The veterinarians of the Oceanográfic in Valencia, Spain, have performed emergency surgery on a seahorse.
The microscopic surgery required a stitch which was almost bigger than the seahorse itself.
The emergency surgery was performed when an anomaly was discovered. The specimen in question, a male, had given birth to about a thousand offspring and the effort caused the incubator bag to prolapse.
The anomaly would have likely have resulted in the death of the animal had the vets not intervened.
The surgery was sucessfully executed with the aid of special magnifying glasses and microsurgical devices.
Veterinarians from the Oceanografic Valencia tweeted the following:
“Veterinarians from the Oceanografic perform microsurgery to save a seahorse. After the effort of giving birth to more than a thousand offspring, the tiny animal was turned over into the bag in which it incubates for six weeks.”

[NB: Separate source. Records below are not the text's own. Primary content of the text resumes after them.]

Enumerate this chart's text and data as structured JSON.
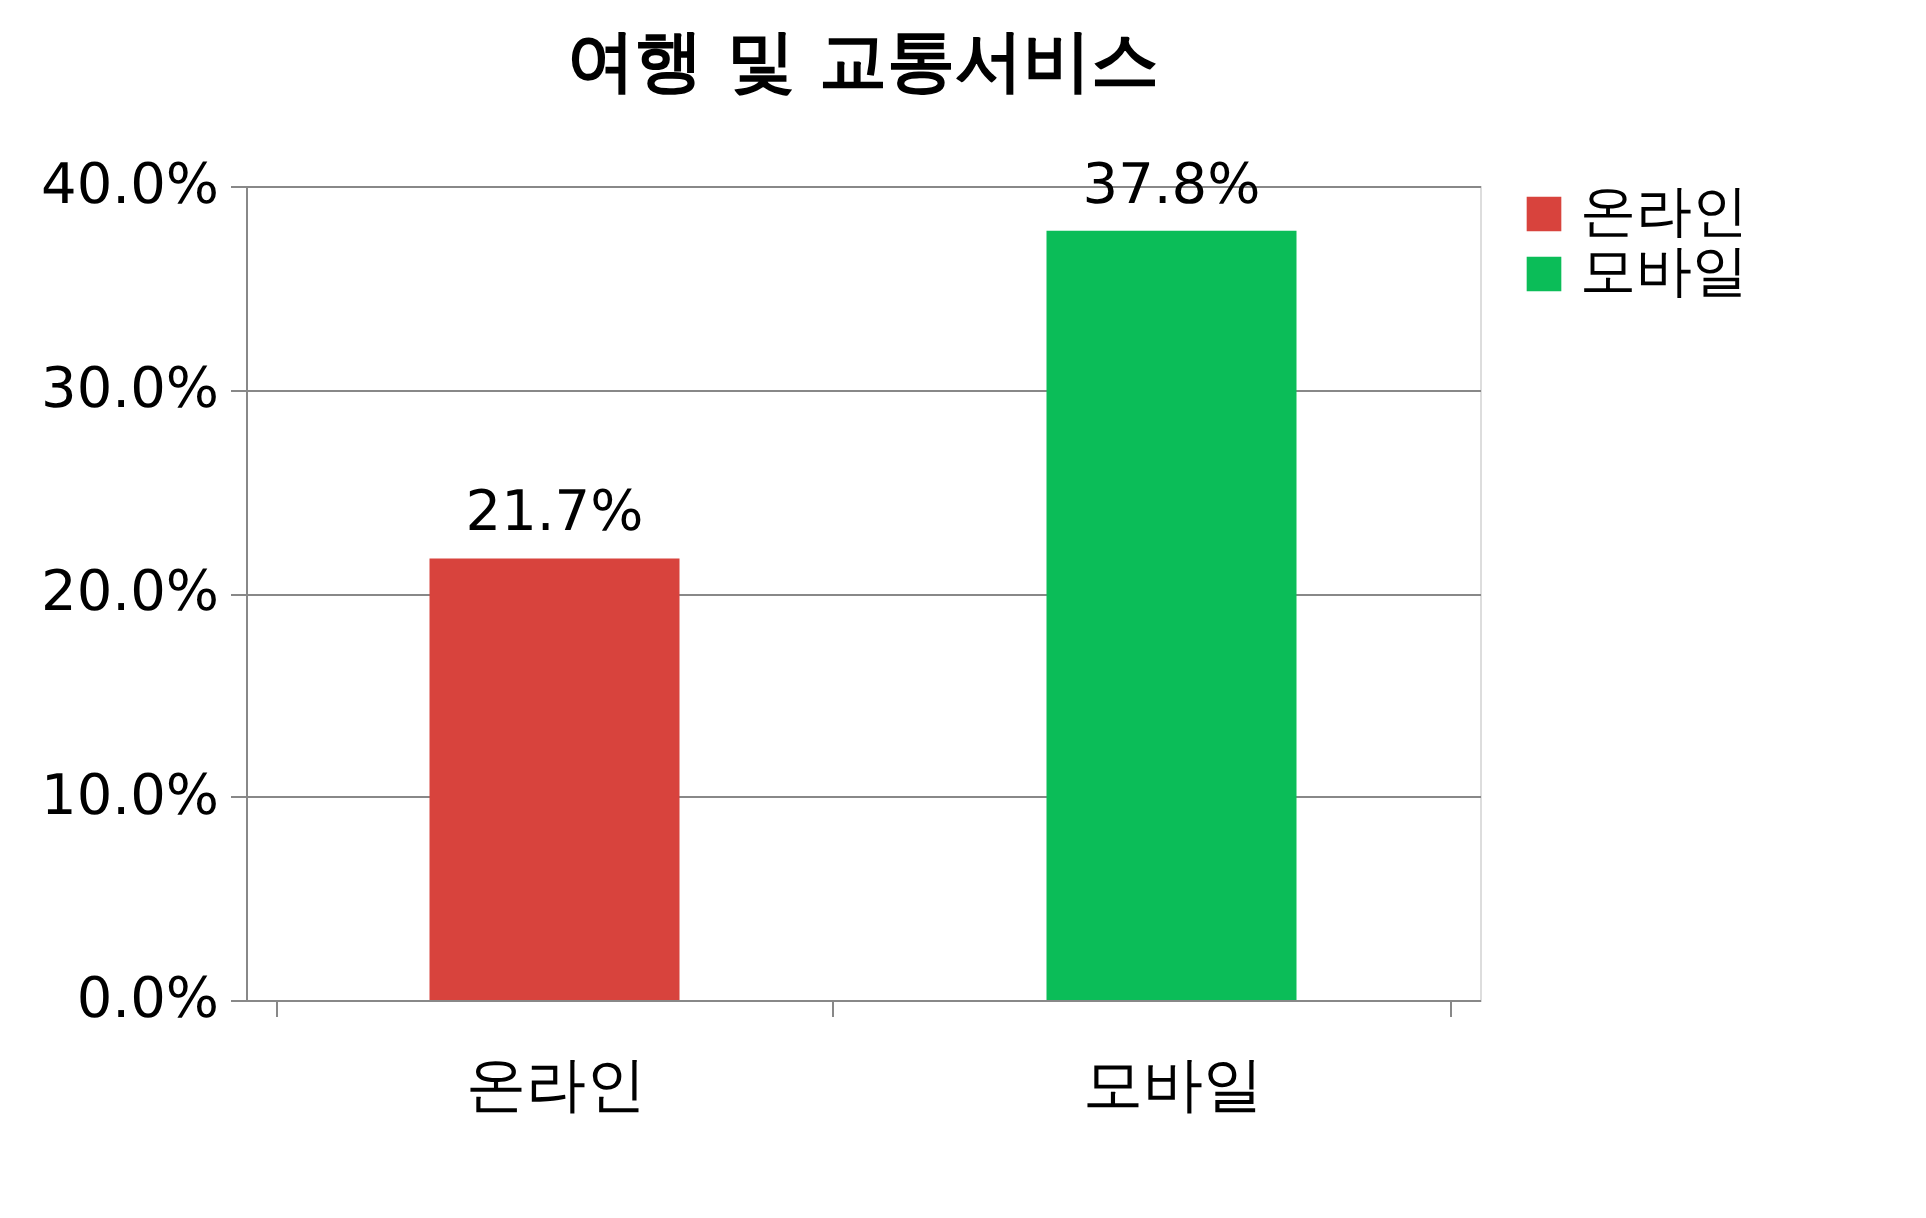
{
  "chart_data": {
    "type": "bar",
    "title": "여행 및 교통서비스",
    "categories": [
      "온라인",
      "모바일"
    ],
    "series": [
      {
        "name": "온라인",
        "color": "#d8433d",
        "values": [
          21.7,
          null
        ],
        "value_labels": [
          "21.7%",
          null
        ]
      },
      {
        "name": "모바일",
        "color": "#0bbd58",
        "values": [
          null,
          37.8
        ],
        "value_labels": [
          null,
          "37.8%"
        ]
      }
    ],
    "ylim": [
      0,
      40
    ],
    "yticks": [
      {
        "value": 0,
        "label": "0.0%"
      },
      {
        "value": 10,
        "label": "10.0%"
      },
      {
        "value": 20,
        "label": "20.0%"
      },
      {
        "value": 30,
        "label": "30.0%"
      },
      {
        "value": 40,
        "label": "40.0%"
      }
    ],
    "grid": "y",
    "legend": "right"
  }
}
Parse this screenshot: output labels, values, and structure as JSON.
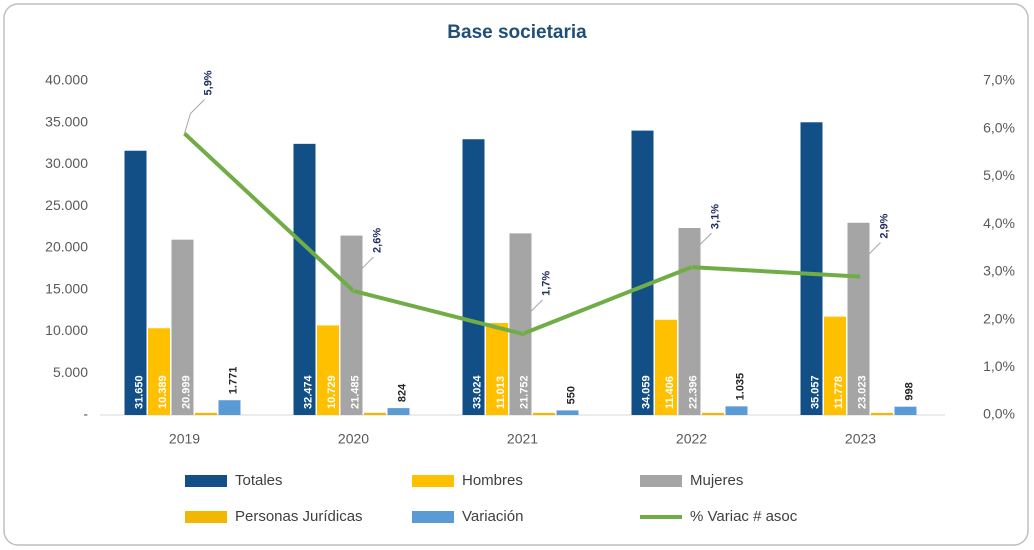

👨🏼⚕ Veterinarios del @Oceanografic_vl realizan una microcirugía para salvar a un caballito de mar.
Tras el esfuerzo de parir a más de mil crías, al minúsculo animal se le giró la bolsa en la que las incuba durante seis semanas.
— Oceanogràfic València (@Oceanografic_vl) February 12, 2020
Seahorses are unique in the animal kingdom. It’s the males and not the females that gestate. They have a sack where the female deposits hundreds of eggs. The male fertilises them and closes the sack until they mature. The gestation period lasts between ten days and six weeks, depending on the species (35 in total) and the temperature of the water. After this period the seahorse lets the young out by contracting its body to make pressure and release them.
As Euro Weekly News understands, the Valencian seahorse has recovered well and the stitch is evolving properly.
According to reports from Onda Cero, the veterinarians have informed that the seahorse “continues with his normal habits” meaning the little fella spends the day eating and swimming. And will no doubt be a father again soon.